At the heart of this transformation is Pulak Mandal, a resident whose vision has redrawn the village’s educational landscape. For years, the poles stood as silent witnesses to neglect, overrun by weeds, defaced by torn posters, and surrounded by debris. Mandal chose to reclaim them—not with protest, but with a paintbrush.
 
”With the support of fellow villagers, the posts were first cleaned and restored. Then came the colours. Letters, numbers, and symbols emerged one by one, turning dull concrete into vibrant vessels of learning,” said Mandal.
 
 
For parents like Minti Bhuiyan, the change has been profound. “Earlier, these poles meant nothing to us. Now, as we walk our children to school, they stop to read letters and count numbers. The road itself has become a teacher,” she said. What was once an ordinary walk has evolved into an interactive ritual of discovery.
 
The initiative, aptly named ‘One Taka Pathshala’, draws inspiration from a powerful anecdote in Vidyasagar’s childhood—his habit of learning English numerals by reading milestones along the roadside.
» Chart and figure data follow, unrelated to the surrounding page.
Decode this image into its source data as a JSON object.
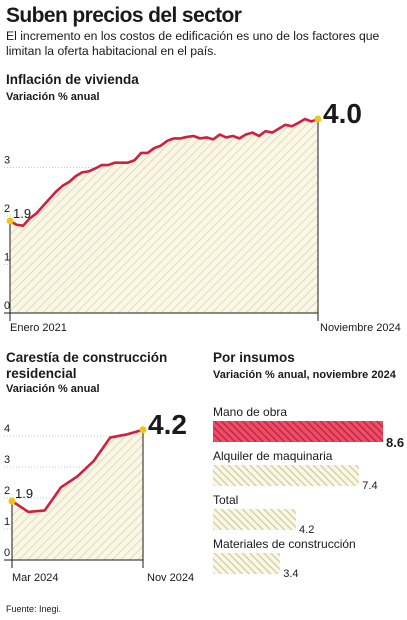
{
  "header": {
    "title": "Suben precios del sector",
    "subtitle": "El incremento en los costos de edificación es uno de los factores que limitan la oferta habitacional en el país."
  },
  "footer": {
    "source": "Fuente: Inegi."
  },
  "colors": {
    "line": "#d0203f",
    "hatch": "#d9cfa4",
    "area": "#fbf7e6",
    "marker": "#f2c417",
    "highlight": "#d0203f"
  },
  "chart_data": [
    {
      "type": "area",
      "title": "Inflación de vivienda",
      "subtitle": "Variación % anual",
      "x_start_label": "Enero 2021",
      "x_end_label": "Noviembre 2024",
      "ylim": [
        0,
        4
      ],
      "yticks": [
        "0",
        "1",
        "2",
        "3"
      ],
      "start_value_label": "1.9",
      "end_value_label": "4.0",
      "values": [
        1.9,
        1.82,
        1.8,
        1.95,
        2.05,
        2.2,
        2.35,
        2.5,
        2.62,
        2.7,
        2.82,
        2.9,
        2.92,
        2.98,
        3.05,
        3.05,
        3.1,
        3.1,
        3.1,
        3.15,
        3.3,
        3.3,
        3.4,
        3.45,
        3.55,
        3.6,
        3.6,
        3.63,
        3.65,
        3.6,
        3.62,
        3.58,
        3.68,
        3.62,
        3.65,
        3.6,
        3.68,
        3.72,
        3.65,
        3.75,
        3.72,
        3.8,
        3.88,
        3.85,
        3.92,
        4.0,
        3.95,
        4.0
      ]
    },
    {
      "type": "area",
      "title": "Carestía de construcción residencial",
      "subtitle": "Variación % anual",
      "x_start_label": "Mar 2024",
      "x_end_label": "Nov 2024",
      "ylim": [
        0,
        4.2
      ],
      "yticks": [
        "0",
        "1",
        "2",
        "3",
        "4"
      ],
      "start_value_label": "1.9",
      "end_value_label": "4.2",
      "values": [
        1.9,
        1.55,
        1.6,
        2.35,
        2.7,
        3.2,
        3.95,
        4.05,
        4.2
      ]
    },
    {
      "type": "bar",
      "title": "Por insumos",
      "subtitle": "Variación % anual, noviembre 2024",
      "categories": [
        "Mano de obra",
        "Alquiler de maquinaria",
        "Total",
        "Materiales de construcción"
      ],
      "values": [
        8.6,
        7.4,
        4.2,
        3.4
      ],
      "value_labels": [
        "8.6",
        "7.4",
        "4.2",
        "3.4"
      ],
      "highlight_index": 0,
      "xlim": [
        0,
        8.6
      ]
    }
  ]
}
That legacy now lives on in Deulbari, where forgotten infrastructure has been reimagined as an educational lifeline.
 
For the village’s youngest learners, the impact is immediate and visible. Curiosity has replaced indifference. Letters once confined to textbooks now greet them under the open sky. Education has stepped beyond the classroom, embedding itself into the rhythm of daily life.
 
Villagers, too, have embraced the initiative with pride. Many believe it has created a culture where learning feels accessible, natural, and constant. In a region where resources are scarce but resilience runs deep, this effort stands as a testament to the transformative power of collective will.
 
Deulbari’s painted poles carry a message far greater than alphabets and numbers. They affirm that education does not depend on walls, wealth, or formal spaces. Sometimes, all it takes is vision, determination, and the courage to turn an ordinary road into a pathway of enlightenment.